L’homme de terrain, que les Hurons appellent Horonhiayehte (il porte le ciel), s’active pour dresser la liste des 33 cabanes huronnes de sa mission qui est scindée en deux, soit le Petit Village et le Grand Village. Il transcrit la liste des chefs de cabane et le nombre d’occupants, en plus de retranscrire une liste complète de toutes les personnes baptisées depuis 1727.
En 1747, des suites de l’incendie criminel de la mission de l’île de Bois-Blanc, on décide de déplacer le village huron et la mission à La Pointe-de-Montréal (renommée par les Anglais Sandwich, puis Windsor, Ontario). Financée par le gouverneur de Québec qui souhaite que les Hurons s’établissent dans la nouvelle mission, une église en bois est construite en 1750. Durant les hivers, le missionnaire accompagne généralement les bandes huronnes en hivernement sur la rive sud-ouest du lac Érié, à Sandoské (Sandusky, Ohio).
Après la Conquête anglaise de 1760, Potier demeure en poste et continue son ministère auprès des Hurons, mais il prend également en charge les habitants français établis sur la rive gauche de la rivière Détroit.

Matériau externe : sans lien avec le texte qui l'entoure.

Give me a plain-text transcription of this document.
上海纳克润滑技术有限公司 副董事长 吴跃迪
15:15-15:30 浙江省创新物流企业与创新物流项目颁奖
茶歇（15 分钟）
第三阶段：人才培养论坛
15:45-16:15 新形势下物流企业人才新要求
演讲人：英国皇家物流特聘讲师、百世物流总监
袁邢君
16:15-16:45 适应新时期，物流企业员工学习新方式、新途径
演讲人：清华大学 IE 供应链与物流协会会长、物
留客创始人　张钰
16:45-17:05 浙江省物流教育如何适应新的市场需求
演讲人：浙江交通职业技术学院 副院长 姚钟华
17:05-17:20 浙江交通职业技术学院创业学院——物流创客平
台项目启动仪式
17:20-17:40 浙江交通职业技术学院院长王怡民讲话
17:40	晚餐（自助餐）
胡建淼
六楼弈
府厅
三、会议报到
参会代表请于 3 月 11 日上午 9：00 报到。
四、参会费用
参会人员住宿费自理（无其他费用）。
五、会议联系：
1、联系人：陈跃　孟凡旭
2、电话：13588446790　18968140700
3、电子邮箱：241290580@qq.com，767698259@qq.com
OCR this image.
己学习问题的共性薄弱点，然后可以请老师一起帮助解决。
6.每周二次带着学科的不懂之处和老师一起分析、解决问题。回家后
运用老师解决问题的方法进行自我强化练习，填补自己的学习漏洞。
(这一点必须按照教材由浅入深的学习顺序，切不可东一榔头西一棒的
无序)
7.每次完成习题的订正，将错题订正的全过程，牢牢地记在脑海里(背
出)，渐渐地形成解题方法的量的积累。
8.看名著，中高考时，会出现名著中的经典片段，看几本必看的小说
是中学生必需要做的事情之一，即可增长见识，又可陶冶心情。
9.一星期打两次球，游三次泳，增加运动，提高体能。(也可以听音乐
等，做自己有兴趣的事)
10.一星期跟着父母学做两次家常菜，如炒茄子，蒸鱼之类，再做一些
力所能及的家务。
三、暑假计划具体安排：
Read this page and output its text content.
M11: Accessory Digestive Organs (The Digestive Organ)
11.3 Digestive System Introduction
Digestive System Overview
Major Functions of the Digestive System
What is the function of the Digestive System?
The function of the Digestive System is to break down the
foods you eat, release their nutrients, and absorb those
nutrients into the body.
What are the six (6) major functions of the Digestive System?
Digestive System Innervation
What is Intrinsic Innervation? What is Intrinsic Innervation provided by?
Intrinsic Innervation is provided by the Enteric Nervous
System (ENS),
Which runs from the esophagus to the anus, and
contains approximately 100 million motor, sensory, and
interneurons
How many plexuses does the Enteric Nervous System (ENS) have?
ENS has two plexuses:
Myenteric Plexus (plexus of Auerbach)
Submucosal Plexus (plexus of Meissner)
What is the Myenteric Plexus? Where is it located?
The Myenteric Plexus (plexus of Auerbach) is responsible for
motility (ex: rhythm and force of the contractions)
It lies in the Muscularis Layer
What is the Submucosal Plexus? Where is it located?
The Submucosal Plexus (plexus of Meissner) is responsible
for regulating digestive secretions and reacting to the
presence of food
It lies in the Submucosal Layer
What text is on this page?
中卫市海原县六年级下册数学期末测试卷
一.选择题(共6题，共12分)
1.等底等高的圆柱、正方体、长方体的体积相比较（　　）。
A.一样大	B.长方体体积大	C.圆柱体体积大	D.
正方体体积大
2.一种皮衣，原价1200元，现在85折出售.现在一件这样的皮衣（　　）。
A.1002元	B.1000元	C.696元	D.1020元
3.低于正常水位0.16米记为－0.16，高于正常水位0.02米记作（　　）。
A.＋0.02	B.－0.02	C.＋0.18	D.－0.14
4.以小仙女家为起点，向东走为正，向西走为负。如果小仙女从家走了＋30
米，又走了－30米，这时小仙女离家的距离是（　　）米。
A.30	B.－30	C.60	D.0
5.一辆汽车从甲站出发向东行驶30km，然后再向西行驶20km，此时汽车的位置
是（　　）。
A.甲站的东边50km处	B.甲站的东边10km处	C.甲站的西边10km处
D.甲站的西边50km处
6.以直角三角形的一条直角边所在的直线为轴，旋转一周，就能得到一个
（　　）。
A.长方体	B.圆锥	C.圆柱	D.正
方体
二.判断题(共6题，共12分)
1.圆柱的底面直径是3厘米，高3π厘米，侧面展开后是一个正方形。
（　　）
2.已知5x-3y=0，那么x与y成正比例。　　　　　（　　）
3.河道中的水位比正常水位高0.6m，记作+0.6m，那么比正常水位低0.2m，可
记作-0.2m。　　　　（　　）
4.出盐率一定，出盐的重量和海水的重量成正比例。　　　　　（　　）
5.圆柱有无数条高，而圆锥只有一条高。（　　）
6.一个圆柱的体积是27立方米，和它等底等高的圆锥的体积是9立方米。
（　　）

On décide alors que la mission huronne de l’Assomption doit devenir une paroisse. Et c’est ainsi que, tout naturellement, est fondée la paroisse Notre-Dame-de-l’Assomption en 1767 et qu’il en est nommé le curé, devenant le premier prêtre de la plus ancienne paroisse d’Ontario. Il y demeure en poste jusqu’à sa mort le 16 juillet 1781.
Un apport linguistique d’une valeur recherchée
Homme de lettres et lexicographe, Potier a énormément écrit. Parmi ses nombreux cahiers, certains sont d’une grande richesse historique, dont ses notes sur les Façons de parler proverbiales qui constituent le seul lexique du français parlé en Nouvelle-France d’avant la Conquête. Ainsi, de 1743 à 1758, Potier consigne environ un millier de mots et d’expressions concernant le parler français, mais on y trouve également plusieurs amérindianismes comme ouararon pour grenouille.
Outre cet apport inestimable et unique pour le patrimoine linguistique de l’Amérique française, le missionnaire spécialiste de la langue huronne a écrit des ouvrages sur ce sujet. On lui doit, entre autres choses, un lexique en huron qui relève les espèces de poissons, d’oiseaux et différentes plantes du Canada, en plus de révéler les noms de plusieurs objets de la culture européenne. Il est également l’auteur d’une traduction de la Bible. L’ensemble de cet apport linguistique est des plus importants, car cette langue s’est éteinte. Néanmoins, il existe aujourd’hui plusieurs initiatives pour la revitaliser2.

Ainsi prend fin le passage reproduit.